Титус поднял на него взгляд. Огромная грубая голова Мордлюка клонилась набок. Падающий из окна свет окружал ее подобием льдистого нимба. Отчужденная, мрачная голова напомнила Титусу хаотическую луну с ее впадинами и кратерами. Территорию кожи, камней и костей.
– Так о чем же, мальчик? – еще раз спросил Мордлюк.
– Прежде всего, о моих страхах, – сказал Титус. – Поверьте, сэр, мне он не понравился.
– Кто именно?
– Шар. Он преследовал меня, пока я его не разбил. А разбиваясь, он вздохнул. К тому же я забыл там мой кремень. А без него я заблужусь… заблужусь даже сильнее, чем прежде. Потому что мне нечем будет доказать, что существуют края, из которых я пришел, что у меня есть родная земля. Кремень – единственное мое доказательство, единственное. Он ничего не докажет кому бы то ни было, одному только мне. Теперь же у меня не осталось в руках ничего. Ничего, способного убедить меня, что все это не сон. Ничего, способного доказать мою подлинность. Доказать, что мы сейчас разговариваем здесь, в вашей комнате. Доказать, что у меня есть руки, есть голос. И шар! Разумный шар! Почему он гнался за мной? Чего хотел? Он шпионил? Что это – магия или наука? Поймут ли они, кто разбил его? Попытаются ли схватить меня?
– Выпей-ка бренди, – сказал Мордлюк.
Титус кивнул.
– Вы видели такие шары, господин Мордлюк? Что это?

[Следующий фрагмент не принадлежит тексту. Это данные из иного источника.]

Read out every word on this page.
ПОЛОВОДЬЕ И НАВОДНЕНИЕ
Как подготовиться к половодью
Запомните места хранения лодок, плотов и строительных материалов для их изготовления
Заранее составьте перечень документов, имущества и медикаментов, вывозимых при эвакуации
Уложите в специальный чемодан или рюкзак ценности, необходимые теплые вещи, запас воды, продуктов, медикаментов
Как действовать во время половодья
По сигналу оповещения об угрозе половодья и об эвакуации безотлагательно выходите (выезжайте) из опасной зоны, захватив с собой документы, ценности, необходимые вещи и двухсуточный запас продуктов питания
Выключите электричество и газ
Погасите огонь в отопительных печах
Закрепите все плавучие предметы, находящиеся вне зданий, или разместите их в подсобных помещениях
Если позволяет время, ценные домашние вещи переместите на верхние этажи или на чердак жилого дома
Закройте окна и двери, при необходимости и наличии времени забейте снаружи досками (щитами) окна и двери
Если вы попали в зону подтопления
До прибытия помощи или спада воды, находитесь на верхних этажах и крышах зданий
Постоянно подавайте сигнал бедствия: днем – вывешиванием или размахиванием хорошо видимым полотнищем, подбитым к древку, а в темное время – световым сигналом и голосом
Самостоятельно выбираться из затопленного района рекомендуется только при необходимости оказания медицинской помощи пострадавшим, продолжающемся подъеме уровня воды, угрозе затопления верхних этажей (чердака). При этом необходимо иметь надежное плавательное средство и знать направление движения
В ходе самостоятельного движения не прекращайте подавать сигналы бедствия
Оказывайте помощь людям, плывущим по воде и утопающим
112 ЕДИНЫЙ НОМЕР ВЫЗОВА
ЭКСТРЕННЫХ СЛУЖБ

– Просто игрушки, мальчик, просто игрушки. Они бывают простыми, как детский погремок, а бывают и сложными, как мозг человека. Игрушки, игрушки, игрушки, чтоб было с чем поиграть. А насчет того, который ты расколотил, номер ЛКЗ00572 АРГ 39 576 Аиж843К2532, если я правильно помню, я уже читал и о нем, и о том, что его считают почти разумным. Не вполне, но почти. Так, значит, вот что с тобой приключилось? Ты разрушил нечто до омерзения полезное. Поднял святотатственную руку на дух нашего времени. Раскокал самый что ни на есть наконечник прогресса. И, совершив это реакционное преступление, явился ко мне. Ко мне! Стало быть, пора поглядеть в окно. Осторожность не повредит. Эти шарики не из воздуха взялись. Где-то, в некоей задней комнате сидит юнец, дух которого трудится в первобытной тьме поврежденного, но обладающего мощностью в шестьдесят лошадиных сил мозга.
– Есть и еще кое-что, господин Мордлюк.
– Не сомневаюсь. На самом-то деле есть еще всё.

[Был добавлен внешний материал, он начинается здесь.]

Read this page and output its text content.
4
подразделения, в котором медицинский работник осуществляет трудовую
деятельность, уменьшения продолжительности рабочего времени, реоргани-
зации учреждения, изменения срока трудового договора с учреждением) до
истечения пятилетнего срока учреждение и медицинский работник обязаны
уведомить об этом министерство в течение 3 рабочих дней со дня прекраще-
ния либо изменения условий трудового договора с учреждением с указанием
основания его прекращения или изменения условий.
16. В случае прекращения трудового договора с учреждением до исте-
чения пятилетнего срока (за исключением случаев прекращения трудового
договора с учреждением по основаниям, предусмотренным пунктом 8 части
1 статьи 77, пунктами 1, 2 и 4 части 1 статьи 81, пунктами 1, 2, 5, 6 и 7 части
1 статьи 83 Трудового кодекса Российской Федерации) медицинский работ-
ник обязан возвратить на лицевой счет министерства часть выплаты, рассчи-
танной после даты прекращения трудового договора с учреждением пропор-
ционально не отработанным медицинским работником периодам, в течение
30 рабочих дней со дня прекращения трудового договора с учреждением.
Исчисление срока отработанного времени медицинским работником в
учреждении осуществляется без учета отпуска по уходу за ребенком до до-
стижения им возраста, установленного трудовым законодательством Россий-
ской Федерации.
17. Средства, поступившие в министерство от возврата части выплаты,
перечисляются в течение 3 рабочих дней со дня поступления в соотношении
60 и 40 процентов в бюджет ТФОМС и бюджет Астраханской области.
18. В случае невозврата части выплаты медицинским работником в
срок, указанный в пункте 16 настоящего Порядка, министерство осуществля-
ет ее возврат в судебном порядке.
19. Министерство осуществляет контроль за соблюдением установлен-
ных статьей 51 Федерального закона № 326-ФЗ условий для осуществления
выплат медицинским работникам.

– Ваша манера говорить унижает меня, – сказал, вдруг рассердившись, Титус. – Для меня все это серьезно.
– Все серьезно или несерьезно, в зависимости от окраски наших мыслей.

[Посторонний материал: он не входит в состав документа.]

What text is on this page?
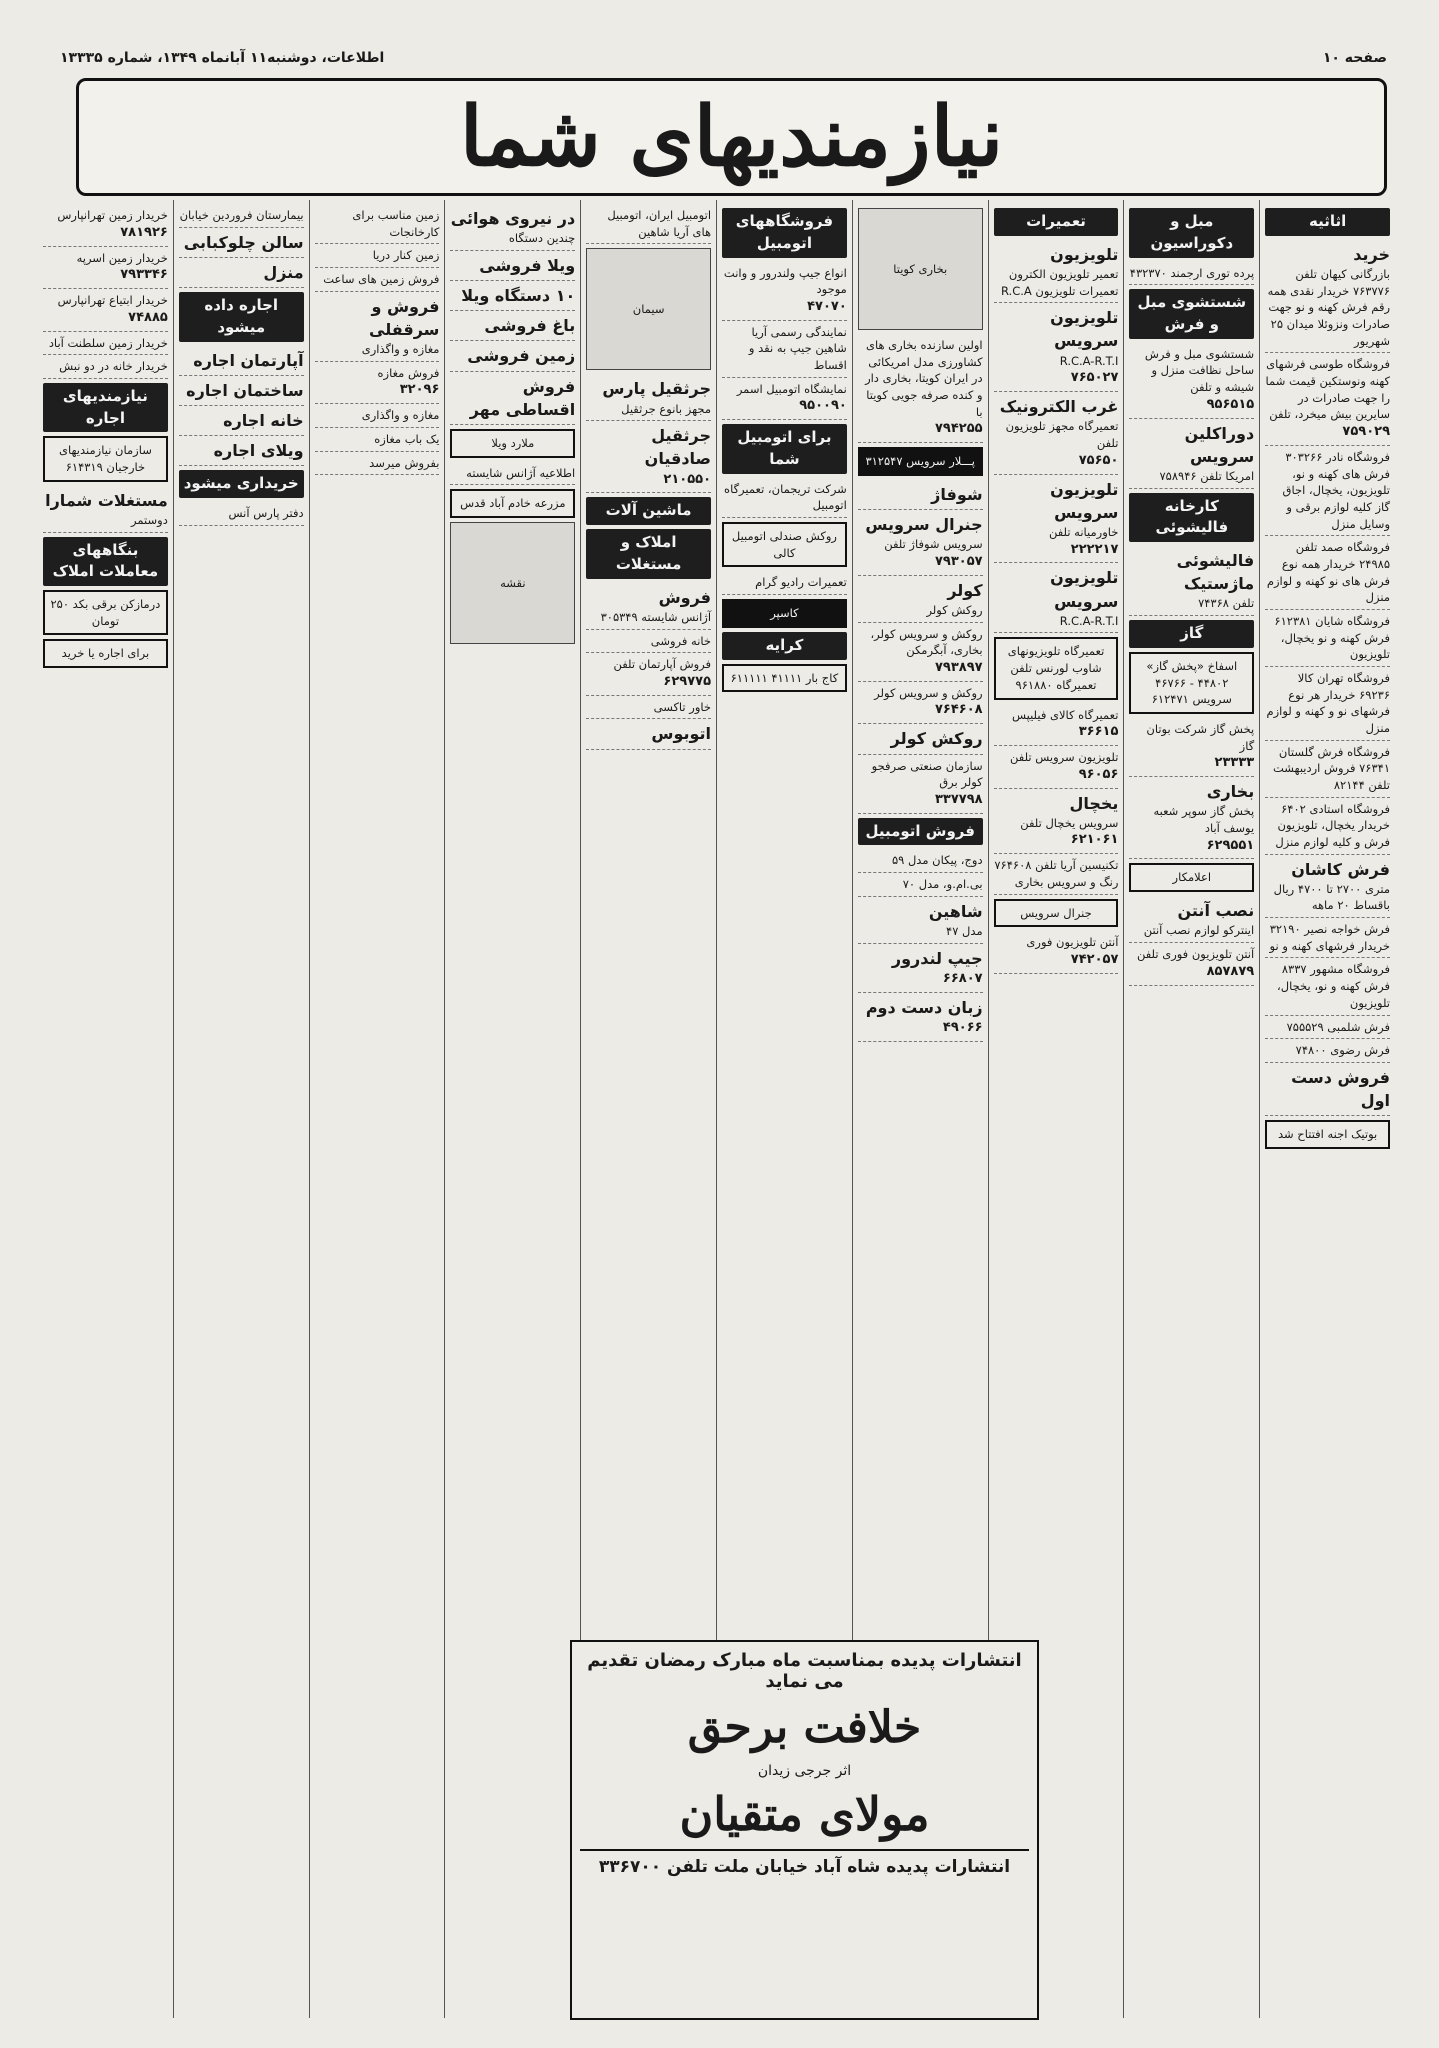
صفحه ۱۰
اطلاعات، دوشنبه۱۱ آبانماه ۱۳۴۹، شماره ۱۳۳۳۵
نیازمندیهای شما
اثاثیه
خرید
بازرگانی کیهان تلفن ۷۶۳۷۷۶ خریدار نقدی همه رقم فرش کهنه و نو جهت صادرات ونزوئلا میدان ۲۵ شهریور
فروشگاه طوسی فرشهای کهنه ونوستکین قیمت شما را جهت صادرات در سایرین بیش میخرد، تلفن
۷۵۹۰۲۹
فروشگاه نادر ۳۰۳۲۶۶ فرش های کهنه و نو، تلویزیون، یخچال، اجاق گاز کلیه لوازم برقی و وسایل منزل
فروشگاه صمد تلفن ۲۴۹۸۵ خریدار همه نوع فرش های نو کهنه و لوازم منزل
فروشگاه شایان ۶۱۲۳۸۱ فرش کهنه و نو یخچال، تلویزیون
فروشگاه تهران کالا ۶۹۲۳۶ خریدار هر نوع فرشهای نو و کهنه و لوازم منزل
فروشگاه فرش گلستان ۷۶۳۴۱ فروش اردیبهشت تلفن ۸۲۱۴۴
فروشگاه استادی ۶۴۰۲ خریدار یخچال، تلویزیون فرش و کلیه لوازم منزل
فرش کاشان
متری ۲۷۰۰ تا ۴۷۰۰ ریال باقساط ۲۰ ماهه
فرش خواجه نصیر ۳۲۱۹۰ خریدار فرشهای کهنه و نو
فروشگاه مشهور ۸۳۳۷ فرش کهنه و نو، یخچال، تلویزیون
فرش شلمبی ۷۵۵۵۲۹
فرش رضوی ۷۴۸۰۰
فروش دست اول
بوتیک اجنه افتتاح شد
مبل و دکوراسیون
پرده توری ارجمند ۴۳۲۳۷۰
شستشوی مبل و فرش
شستشوی مبل و فرش ساحل نظافت منزل و شیشه و تلفن
۹۵۶۵۱۵
دوراکلین سرویس
امریکا تلفن ۷۵۸۹۴۶
کارخانه فالیشوئی
فالیشوئی ماژستیک
تلفن ۷۴۳۶۸
گاز
اسفاخ «پخش گاز» ۴۴۸۰۲ - ۴۶۷۶۶ سرویس ۶۱۲۴۷۱
پخش گاز شرکت بوتان گاز
۲۳۳۳۳
بخاری
پخش گاز سوپر شعبه یوسف آباد
۶۲۹۵۵۱
اعلامکار
نصب آنتن
اینترکو لوازم نصب آنتن
آنتن تلویزیون فوری تلفن
۸۵۷۸۷۹
تعمیرات
تلویزیون
تعمیر تلویزیون الکترون تعمیرات تلویزیون R.C.A
تلویزیون سرویس
R.C.A-R.T.I
۷۶۵۰۲۷
غرب الکترونیک
تعمیرگاه مجهز تلویزیون تلفن
۷۵۶۵۰
تلویزیون سرویس
خاورمیانه تلفن
۲۲۲۲۱۷
تلویزیون سرویس
R.C.A-R.T.I
تعمیرگاه تلویزیونهای شاوب لورنس تلفن تعمیرگاه ۹۶۱۸۸۰
تعمیرگاه کالای فیلیپس
۳۶۶۱۵
تلویزیون سرویس تلفن
۹۶۰۵۶
یخچال
سرویس یخچال تلفن
۶۲۱۰۶۱
تکنیسین آریا تلفن ۷۶۴۶۰۸ رنگ و سرویس بخاری
جنرال سرویس
آنتن تلویزیون فوری
۷۴۲۰۵۷
بخاری کویتا
اولین سازنده بخاری های کشاورزی مدل امریکائی در ایران کویتا، بخاری دار و کنده صرفه جویی کویتا با
۷۹۴۲۵۵
پـــلار سرویس ۳۱۲۵۴۷
شوفاژ
جنرال سرویس
سرویس شوفاژ تلفن
۷۹۳۰۵۷
کولر
روکش کولر
روکش و سرویس کولر، بخاری، آبگرمکن
۷۹۳۸۹۷
روکش و سرویس کولر
۷۶۴۶۰۸
روکش کولر
سازمان صنعتی صرفجو کولر برق
۳۳۷۷۹۸
فروش اتومبیل
دوج، پیکان مدل ۵۹
بی.ام.و، مدل ۷۰
شاهین
مدل ۴۷
جیپ لندرور
۶۶۸۰۷
زبان دست دوم
۴۹۰۶۶
فروشگاههای اتومبیل
انواع جیپ ولندرور و وانت موجود
۴۷۰۷۰
نمایندگی رسمی آریا شاهین جیپ به نقد و اقساط
نمایشگاه اتومبیل اسمر
۹۵۰۰۹۰
برای اتومبیل شما
شرکت تریجمان، تعمیرگاه اتومبیل
روکش صندلی اتومبیل کالی
تعمیرات رادیو گرام
کاسپر
کرایه
کاج بار ۴۱۱۱۱ ۶۱۱۱۱۱
اتومبیل ایران، اتومبیل های آریا شاهین
سیمان
جرثقیل پارس
مجهز بانوع جرثقیل
جرثقیل صادقیان
۲۱۰۵۵۰
ماشین آلات
املاک و مستغلات
فروش
آژانس شایسته ۳۰۵۳۴۹
خانه فروشی
فروش آپارتمان تلفن
۶۲۹۷۷۵
خاور تاکسی
اتوبوس
در نیروی هوائی
چندین دستگاه
ویلا فروشی
۱۰ دستگاه ویلا
باغ فروشی
زمین فروشی
فروش اقساطی مهر
ملارد ویلا
اطلاعیه آژانس شایسته
مزرعه خادم آباد قدس
نقشه
زمین مناسب برای کارخانجات
زمین کنار دریا
فروش زمین های ساعت
فروش و سرقفلی
مغازه و واگذاری
فروش مغازه
۳۲۰۹۶
مغازه و واگذاری
یک باب مغازه
بفروش میرسد
بیمارستان فروردین خیابان
سالن چلوکبابی
منزل
اجاره داده میشود
آپارتمان اجاره
ساختمان اجاره
خانه اجاره
ویلای اجاره
خریداری میشود
دفتر پارس آنس
خریدار زمین تهرانپارس
۷۸۱۹۲۶
خریدار زمین اسرپه
۷۹۳۳۴۶
خریدار ابتیاع تهرانپارس
۷۴۸۸۵
خریدار زمین سلطنت آباد
خریدار خانه در دو نبش
نیازمندیهای اجاره
سازمان نیازمندیهای خارجیان ۶۱۴۳۱۹
مستغلات شمارا
دوستمر
بنگاههای معاملات املاک
درمازکن برقی بکد ۲۵۰ تومان
برای اجاره یا خرید
انتشارات پدیده بمناسبت ماه مبارک رمضان تقدیم می نماید
خلافت برحق
اثر جرجی زیدان
مولای متقیان
انتشارات پدیده شاه آباد خیابان ملت تلفن ۳۳۶۷۰۰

– В моих черно, – откликнулся Титус, – если это можно назвать окраской.
– Да? Так скажи мне прямо, в чем дело. Самую суть.
– Я бросил Юнону.
– Бросил?
– Да.
– Так и должно было случиться. Она чересчур хороша для самцов.
– Я думал, вы меня возненавидите.
– Возненавижу? С чего бы?
– Но, сэр, разве она не была вашей… вашей…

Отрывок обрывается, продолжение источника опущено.